Situado en la provincia de Huesca, en plena Jacetania, a pocos kilómetros de un maravilloso enclave llamado Santa Cruz de la Serós, San Juan de la Peña habla. Depende de lo que cada cual quiera escuchar, eso sí. Pero habla; incluso relata con voz queda y gutural sus avatares. Hito de eternos peregrinos que recorren el Camino Aragonés, hay que pegar el oído a la piedra para escuchar, sobrecogido, su tremenda historia, que se inicia en el siglo X. Incendios, desolación, luchas intestinas y un milagroso origen se funden aquí con total naturalidad.
─ ¿Te cuento lo del santo?
─Si se tercia…
Leyenda y tradición, como suele ocurrir en estos casos, se funden a la hora de explicar el nacimiento del lugar. Unas y otras cuentan que a principios del siglo VIII un joven zaragozano llamado Voto perseguía un ciervo por estas tierras.

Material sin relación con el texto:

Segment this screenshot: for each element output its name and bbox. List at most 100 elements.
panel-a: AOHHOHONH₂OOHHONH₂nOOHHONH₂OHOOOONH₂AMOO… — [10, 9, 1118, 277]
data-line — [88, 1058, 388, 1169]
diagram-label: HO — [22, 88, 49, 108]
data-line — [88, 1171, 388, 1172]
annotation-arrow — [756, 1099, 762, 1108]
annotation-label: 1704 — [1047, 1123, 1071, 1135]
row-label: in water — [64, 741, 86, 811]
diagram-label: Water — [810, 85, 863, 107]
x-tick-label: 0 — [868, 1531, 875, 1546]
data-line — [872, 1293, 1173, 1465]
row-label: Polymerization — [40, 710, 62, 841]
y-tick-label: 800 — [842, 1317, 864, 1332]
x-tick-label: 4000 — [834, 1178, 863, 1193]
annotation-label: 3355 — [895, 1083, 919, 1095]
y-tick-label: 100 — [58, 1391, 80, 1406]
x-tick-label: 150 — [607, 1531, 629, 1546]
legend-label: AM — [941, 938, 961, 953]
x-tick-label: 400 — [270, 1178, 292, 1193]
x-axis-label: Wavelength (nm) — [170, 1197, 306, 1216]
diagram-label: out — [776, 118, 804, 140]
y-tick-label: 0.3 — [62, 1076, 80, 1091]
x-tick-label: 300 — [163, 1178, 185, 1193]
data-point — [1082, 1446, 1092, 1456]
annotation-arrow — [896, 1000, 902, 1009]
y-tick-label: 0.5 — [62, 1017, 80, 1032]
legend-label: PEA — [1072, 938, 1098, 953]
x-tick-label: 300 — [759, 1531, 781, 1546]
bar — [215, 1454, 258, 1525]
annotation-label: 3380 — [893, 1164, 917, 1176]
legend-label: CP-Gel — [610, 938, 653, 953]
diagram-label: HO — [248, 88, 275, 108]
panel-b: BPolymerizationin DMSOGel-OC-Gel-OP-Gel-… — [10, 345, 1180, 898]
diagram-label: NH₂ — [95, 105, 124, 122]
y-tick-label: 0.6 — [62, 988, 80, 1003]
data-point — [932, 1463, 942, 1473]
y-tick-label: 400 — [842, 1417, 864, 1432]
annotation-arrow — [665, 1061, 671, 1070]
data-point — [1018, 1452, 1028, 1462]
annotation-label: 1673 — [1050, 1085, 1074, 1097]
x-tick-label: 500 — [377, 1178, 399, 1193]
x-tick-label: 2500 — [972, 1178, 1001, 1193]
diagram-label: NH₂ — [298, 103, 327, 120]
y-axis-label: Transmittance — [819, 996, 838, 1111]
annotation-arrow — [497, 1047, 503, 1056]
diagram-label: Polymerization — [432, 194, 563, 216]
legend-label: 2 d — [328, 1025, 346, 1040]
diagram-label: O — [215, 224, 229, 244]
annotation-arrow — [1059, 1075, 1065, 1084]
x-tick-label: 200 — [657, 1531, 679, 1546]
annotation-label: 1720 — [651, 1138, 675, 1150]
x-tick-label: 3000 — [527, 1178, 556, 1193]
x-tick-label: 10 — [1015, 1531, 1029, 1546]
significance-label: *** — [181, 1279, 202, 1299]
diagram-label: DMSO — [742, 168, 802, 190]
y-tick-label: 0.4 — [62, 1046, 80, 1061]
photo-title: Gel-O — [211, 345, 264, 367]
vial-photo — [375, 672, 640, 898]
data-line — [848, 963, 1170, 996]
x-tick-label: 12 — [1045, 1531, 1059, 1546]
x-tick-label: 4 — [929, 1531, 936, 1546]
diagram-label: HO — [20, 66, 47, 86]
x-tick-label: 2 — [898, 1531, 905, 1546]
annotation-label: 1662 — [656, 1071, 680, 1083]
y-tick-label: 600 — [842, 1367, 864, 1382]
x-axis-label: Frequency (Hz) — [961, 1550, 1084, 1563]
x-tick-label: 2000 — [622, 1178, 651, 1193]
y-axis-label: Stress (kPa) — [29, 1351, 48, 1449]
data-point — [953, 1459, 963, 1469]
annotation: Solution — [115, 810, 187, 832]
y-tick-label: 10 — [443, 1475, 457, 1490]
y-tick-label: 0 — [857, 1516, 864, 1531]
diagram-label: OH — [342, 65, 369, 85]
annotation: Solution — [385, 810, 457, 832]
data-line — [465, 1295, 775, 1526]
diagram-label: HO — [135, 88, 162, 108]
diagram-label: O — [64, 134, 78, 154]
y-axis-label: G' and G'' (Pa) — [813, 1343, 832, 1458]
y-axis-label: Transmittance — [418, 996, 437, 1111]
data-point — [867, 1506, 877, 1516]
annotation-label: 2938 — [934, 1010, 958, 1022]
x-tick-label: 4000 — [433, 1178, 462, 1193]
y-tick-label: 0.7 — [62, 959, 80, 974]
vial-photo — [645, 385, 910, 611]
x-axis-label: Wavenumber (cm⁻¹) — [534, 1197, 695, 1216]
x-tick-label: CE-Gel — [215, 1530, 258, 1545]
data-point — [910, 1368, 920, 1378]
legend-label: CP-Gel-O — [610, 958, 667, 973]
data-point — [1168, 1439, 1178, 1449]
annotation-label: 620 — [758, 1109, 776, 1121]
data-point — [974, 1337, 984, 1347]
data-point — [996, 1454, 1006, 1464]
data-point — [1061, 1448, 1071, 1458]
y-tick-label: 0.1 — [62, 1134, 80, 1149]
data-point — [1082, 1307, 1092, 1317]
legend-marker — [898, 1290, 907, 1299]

El ímpetu, que cegaba su visión, le impidió ver cómo el animal y él mismo se encaminaban hacia un precipicio de la Sierra de la Peña. Una vez caído el ciervo, y consciente de su trágico destino, Voto se encomendó a San Juan, y el caballo, repentinamente, se posó con suavidad en una roca donde dejó sus cascos marcados. Aún excitado por el episodio, aquél siguió un sendero que nacía en el lugar donde cayó hasta alcanzar una cueva donde yacía el cuerpo de un eremita, San Juan de Atarés. Tan marcado quedó tan marcado por la experiencia el tal Voto que nunca más abandonó el lugar, y su cuerpo fue sepultado junto al del eremita.
─ ¿Te lo crees?
─Cuando la realidad y la leyenda andan en trifulcas…
Porque ni la una ni la otra se pondrán de acuerdo alguna vez. Contemplo absorto lo que el monasterio cobija: los estilos (prerrománico, románico, gótico, barroco y neoclásico) se mezclan con total armonía y ofrecen visiones tan bellas como el Panteón de los Reyes, donde descansan los primeros reyes de Aragón y, por encima de todas, la del claustro. Incluso aguzo el oído para escuchar las explicaciones que una atenta guía ofrece a un grupo de jubilados. Les cuenta, casi analiza, cada uno de los capiteles que componen la obra y la originalidad de todos y cada uno de ellos. Al igual que ellos, también admiro uno por uno los capiteles; su autor, capaz de recrear en una piedra tanta emoción y sabiduría, lo merece. Los jubilados, sin conocer la historia que aquéllos encierran, unos asienten con caras perplejas, otros exhiben francas sonrisa. Lo mismo que hicieron seiscientos años atrás quienes pidieron a los monjes que velaran por sus últimos días, o simplemente un lugar en el que pernoctar. Aunque no hubieran leído nunca las Sagradas Escrituras ni supieran leer siquiera, la piedra les hablaba. Y lo sigue haciendo. Por los siglos de los siglos.
─Es una pena. Cómo tendría que ser de bonito si no hubiera sido por el fuego…
Recojo sonriente el comentario soltado a vuelapluma por una anciana de aspecto jovial y suave sonrisa de asombro en su rostro. Pero no sólo fue el incendio, el de la noche del 24 de febrero de 1675, que devastó por completo el monasterio durante tres días y obligó a la comunidad que lo habitaba a edificar uno nuevo algo más arriba, en la pradera de San Indalecio; también los franceses, que durante la Guerra de la Independencia hicieron de las suyas por aquí; y Mendizábal, cuya desamortización dio la puntilla casi definitiva al Monasterio de San Juan en 1836. Vamos, que entre todos lo mataron y él solo se murió. Las ruinas dieron paso al olvido, y éste a un silencio del que, poco a poco, emerge como una sombra deseosa de recuperar su brillo y esplendor.
Abandono el lugar con cierto frío en el cuerpo, echo la vista atrás, lo contemplo por última vez y asiento con la cabeza. No sólo los ha recuperado, sino que se ha apropiado de ellos. Para siempre.